Indeed, the argument that supposedly lax U.S. gun laws are a major reason for Mexico’s drug violence is a bit of a red herring. It’s not to say that the cartels don’t get some of their weaponry from gun shops, flea markets, pawn shops, and gun shows in the United States, as Sweig charges. They do, but they also get them from numerous other sources. As I note in chapter nine of my latest book on the international drug war, the cartels obtain weapons from the international black market, the armories of Central American countries the U.S. helped fill during the fight against communist infiltration of the region in the 1980s, and even Mexico’s own military depots.
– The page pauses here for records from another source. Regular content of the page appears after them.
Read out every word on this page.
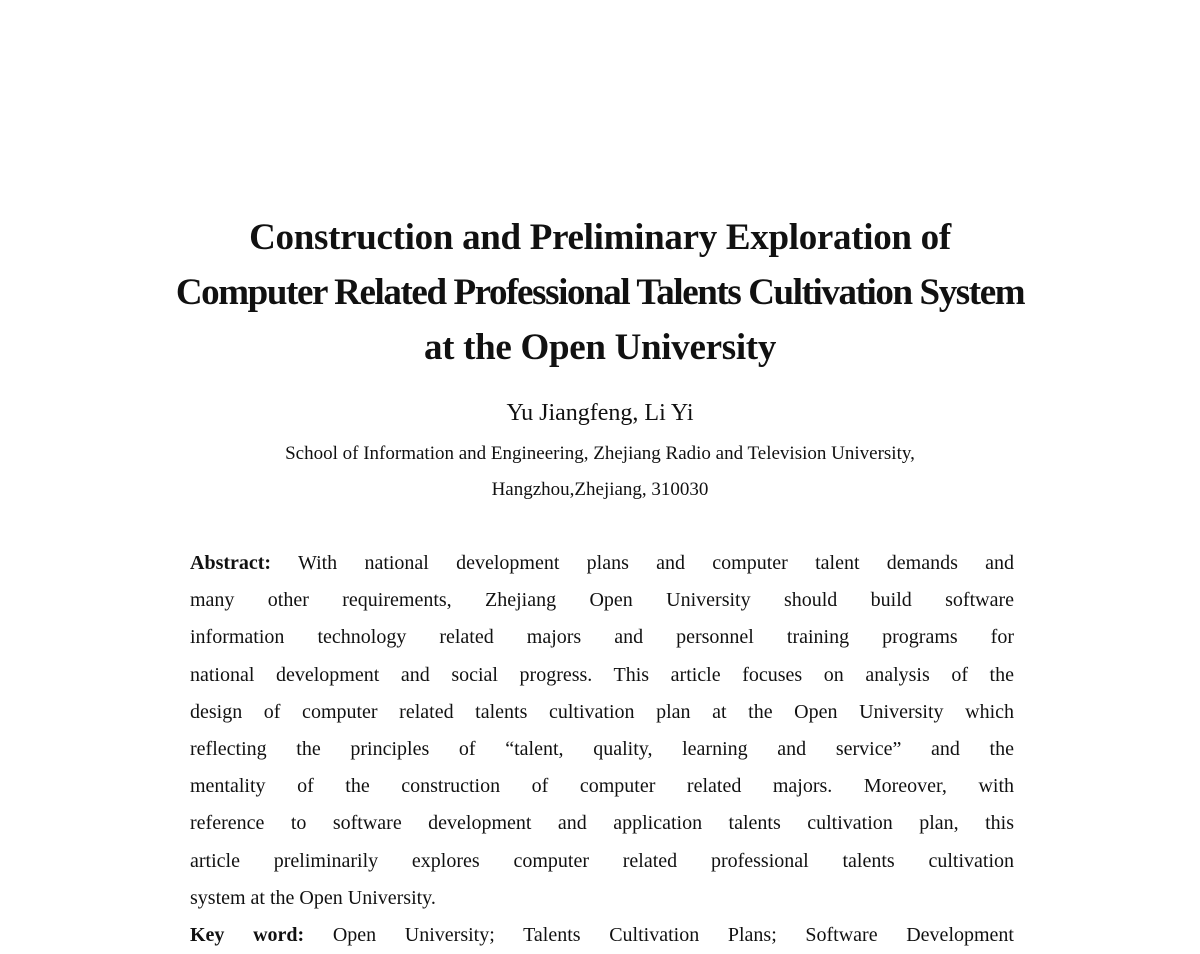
Construction and Preliminary Exploration of
Computer Related Professional Talents Cultivation System
at the Open University
Yu Jiangfeng, Li Yi
School of Information and Engineering, Zhejiang Radio and Television University,
Hangzhou,Zhejiang, 310030
Abstract: With national development plans and computer talent demands and
many other requirements, Zhejiang Open University should build software
information technology related majors and personnel training programs for
national development and social progress. This article focuses on analysis of the
design of computer related talents cultivation plan at the Open University which
reflecting the principles of “talent, quality, learning and service” and the
mentality of the construction of computer related majors. Moreover, with
reference to software development and application talents cultivation plan, this
article preliminarily explores computer related professional talents cultivation
system at the Open University.
Key word: Open University; Talents Cultivation Plans; Software Development
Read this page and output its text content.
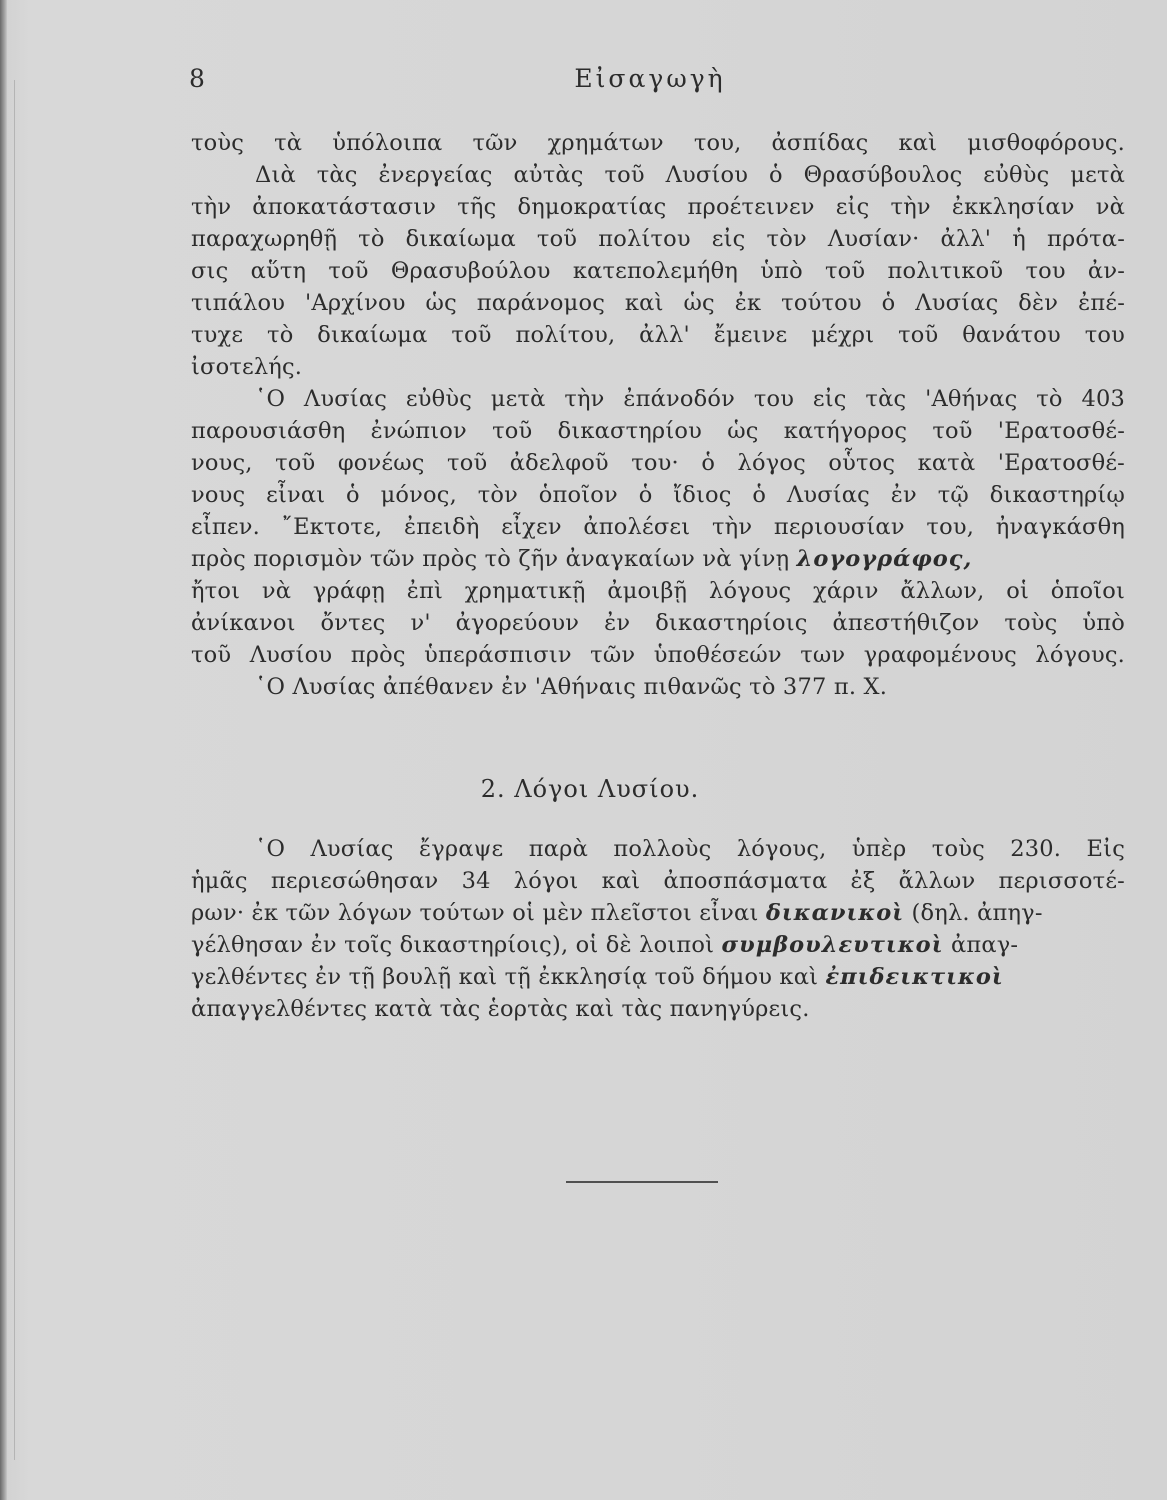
8	Εἰσαγωγὴ
τοὺς τὰ ὑπόλοιπα τῶν χρημάτων του, ἀσπίδας καὶ μισθοφόρους.
Διὰ τὰς ἐνεργείας αὐτὰς τοῦ Λυσίου ὁ Θρασύβουλος εὐθὺς μετὰ
τὴν ἀποκατάστασιν τῆς δημοκρατίας προέτεινεν εἰς τὴν ἐκκλησίαν νὰ
παραχωρηθῇ τὸ δικαίωμα τοῦ πολίτου εἰς τὸν Λυσίαν· ἀλλ' ἡ πρότα-
σις αὕτη τοῦ Θρασυβούλου κατεπολεμήθη ὑπὸ τοῦ πολιτικοῦ του ἀν-
τιπάλου 'Αρχίνου ὡς παράνομος καὶ ὡς ἐκ τούτου ὁ Λυσίας δὲν ἐπέ-
τυχε τὸ δικαίωμα τοῦ πολίτου, ἀλλ' ἔμεινε μέχρι τοῦ θανάτου του
ἰσοτελής.
῾Ο Λυσίας εὐθὺς μετὰ τὴν ἐπάνοδόν του εἰς τὰς 'Αθήνας τὸ 403
παρουσιάσθη ἐνώπιον τοῦ δικαστηρίου ὡς κατήγορος τοῦ 'Ερατοσθέ-
νους, τοῦ φονέως τοῦ ἀδελφοῦ του· ὁ λόγος οὗτος κατὰ 'Ερατοσθέ-
νους εἶναι ὁ μόνος, τὸν ὁποῖον ὁ ἴδιος ὁ Λυσίας ἐν τῷ δικαστηρίῳ
εἶπεν. ῎Εκτοτε, ἐπειδὴ εἶχεν ἀπολέσει τὴν περιουσίαν του, ἠναγκάσθη
πρὸς πορισμὸν τῶν πρὸς τὸ ζῆν ἀναγκαίων νὰ γίνῃ λογογράφος,
ἤτοι νὰ γράφῃ ἐπὶ χρηματικῇ ἀμοιβῇ λόγους χάριν ἄλλων, οἱ ὁποῖοι
ἀνίκανοι ὄντες ν' ἀγορεύουν ἐν δικαστηρίοις ἀπεστήθιζον τοὺς ὑπὸ
τοῦ Λυσίου πρὸς ὑπεράσπισιν τῶν ὑποθέσεών των γραφομένους λόγους.
῾Ο Λυσίας ἀπέθανεν ἐν 'Αθήναις πιθανῶς τὸ 377 π. Χ.
2. Λόγοι Λυσίου.
῾Ο Λυσίας ἔγραψε παρὰ πολλοὺς λόγους, ὑπὲρ τοὺς 230. Εἰς
ἡμᾶς περιεσώθησαν 34 λόγοι καὶ ἀποσπάσματα ἐξ ἄλλων περισσοτέ-
ρων· ἐκ τῶν λόγων τούτων οἱ μὲν πλεῖστοι εἶναι δικανικοὶ (δηλ. ἀπηγ-
γέλθησαν ἐν τοῖς δικαστηρίοις), οἱ δὲ λοιποὶ συμβουλευτικοὶ ἀπαγ-
γελθέντες ἐν τῇ βουλῇ καὶ τῇ ἐκκλησίᾳ τοῦ δήμου καὶ ἐπιδεικτικοὶ
ἀπαγγελθέντες κατὰ τὰς ἑορτὰς καὶ τὰς πανηγύρεις.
The principal reason that the drug gangs can obtain all the firepower they want from multiple sources is that they have vast financial resources at their disposal. Mexico’s share of the $300 billion to $350 billion global illegal-drug trade is estimated to be at least $35 billion, and according to the former DEA liaison at the U.S. embassy in Mexico City, perhaps as much as $60 billion, per year. That sum is in a country that the CIA estimates has a modest legal gross domestic product of $1.18 trillion. In other words, the drug trade is equal to at least 3 percent and perhaps nearly 6 percent of Mexico’s entire economy.
That enormous wealth gives the cartels the power to corrupt, intimidate, or eliminate law-enforcement personnel, media figures, elected officials, and business leaders nearly at will. They even have the financial clout to tempt large, respected financial institutions in the United States and other countries into laundering their profits .
As long as the traffickers possess such funds, trying to halt their turf fights over the valuable trafficking routes into the United States by restricting access to guns is as futile as the reputed attempt of King Canute to hold back the tides. A far more effective solution would be to greatly reduce the profits available from the drug trade. Nearly 90 percent of the retail price of illegal drugs is simply the result of their illegality. Ending the failed prohibition strategy, both domestically and internationally, would drastically slow the flow of profits. Mexico’s former president, Vicente Fox, Brazil’s former president Fernando Henrique Cardoso, and a growing roster of past and present Latin American leaders seem to be reaching that conclusion. A Mexican drug industry of $4 billion or $5 billion a year would pose considerably less danger to Mexico’s government and society than one nine or ten times that size. That’s true even if the trade remained exclusively in the hands of criminal elements—which, absent prohibition, it probably would not.